Lopez strikes us as very much like the instant case. There a Federal Revenue Agent used a pocket wire recorder to record a conversation that he had with the defendant. The Court permitted the recording to be introduced in evidence against the defendant, stating that the recording of a conversation by one privileged to hear it is not eavesdropping in any proper sense of the word.

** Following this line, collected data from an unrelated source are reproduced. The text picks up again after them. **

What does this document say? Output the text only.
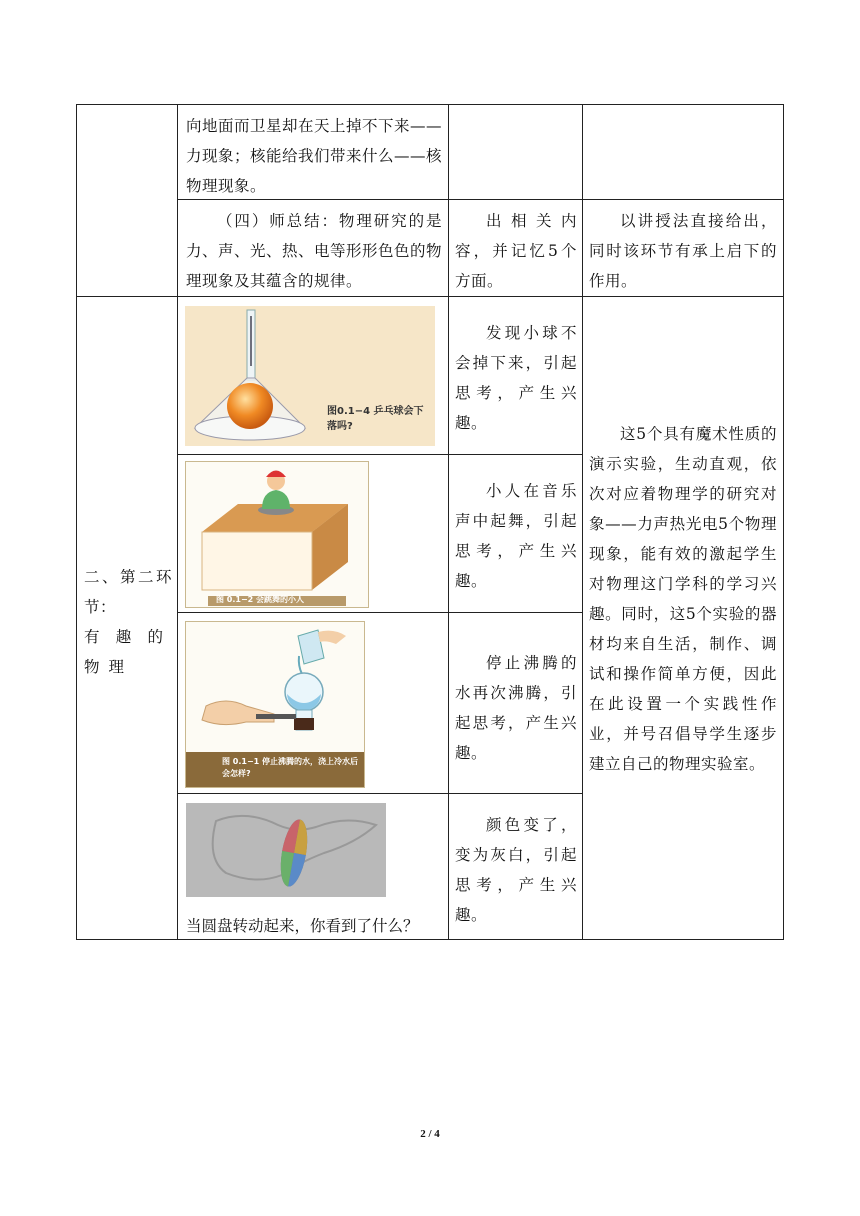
向地面而卫星却在天上掉不下来——力现象；核能给我们带来什么——核物理现象。
（四）师总结：物理研究的是力、声、光、热、电等形形色色的物理现象及其蕴含的规律。
出相关内容，并记忆5个方面。
以讲授法直接给出，同时该环节有承上启下的作用。
二、第二环节：
有趣的物理
这5个具有魔术性质的演示实验，生动直观，依次对应着物理学的研究对象——力声热光电5个物理现象，能有效的激起学生对物理这门学科的学习兴趣。同时，这5个实验的器材均来自生活，制作、调试和操作简单方便，因此在此设置一个实践性作业，并号召倡导学生逐步建立自己的物理实验室。
图0.1−4 乒乓球会下落吗?
发现小球不会掉下来，引起思考，产生兴趣。
图 0.1−2 会跳舞的小人
小人在音乐声中起舞，引起思考，产生兴趣。
图 0.1−1 停止沸腾的水，浇上冷水后会怎样?
停止沸腾的水再次沸腾，引起思考，产生兴趣。
当圆盘转动起来，你看到了什么？
颜色变了，变为灰白，引起思考，产生兴趣。
2 / 4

The Court said, 373 U.S. at page 440, 83 S. Ct. at page 1389:

"Indeed, there has not even been any electronic eavesdropping on a private conversation which government agents could not have otherwise overheard."

By the same token, the defendant herein who was a party to the conversation was not "eavesdropping" or "wiretapping" when he recorded such conversation.

Finally, we note that the Administration, speaking through its Attorney General, criticized the proposed legislation because it exempted all consensual wiretapping and eavesdropping. The statement of the Attorney General was as follows:

"Thus, although the title contains blanket prohibitions on all `third-party' (`nonconsensual') interceptions that is, interceptions without the consent of at least one of the parties to a conversation by private persons, and places strict control on the use of such interceptions by law enforcement officers, it is totally permissive with respect to surreptitious monitoring of a conversation by a party to the conversation, even though the monitoring may be for insidious purposes such as blackmail, stealing business secrets, or other criminal or tortious acts in violation of Federal or State laws."

The Attorney General included the recording of a conversation by a party to it as an act allowed under the Act.

To recapitulate, we find the motion is well taken. It is obvious that the complaint cannot be amended to state a cause of action. It is therefore ordered that the complaint be dismissed with prejudice.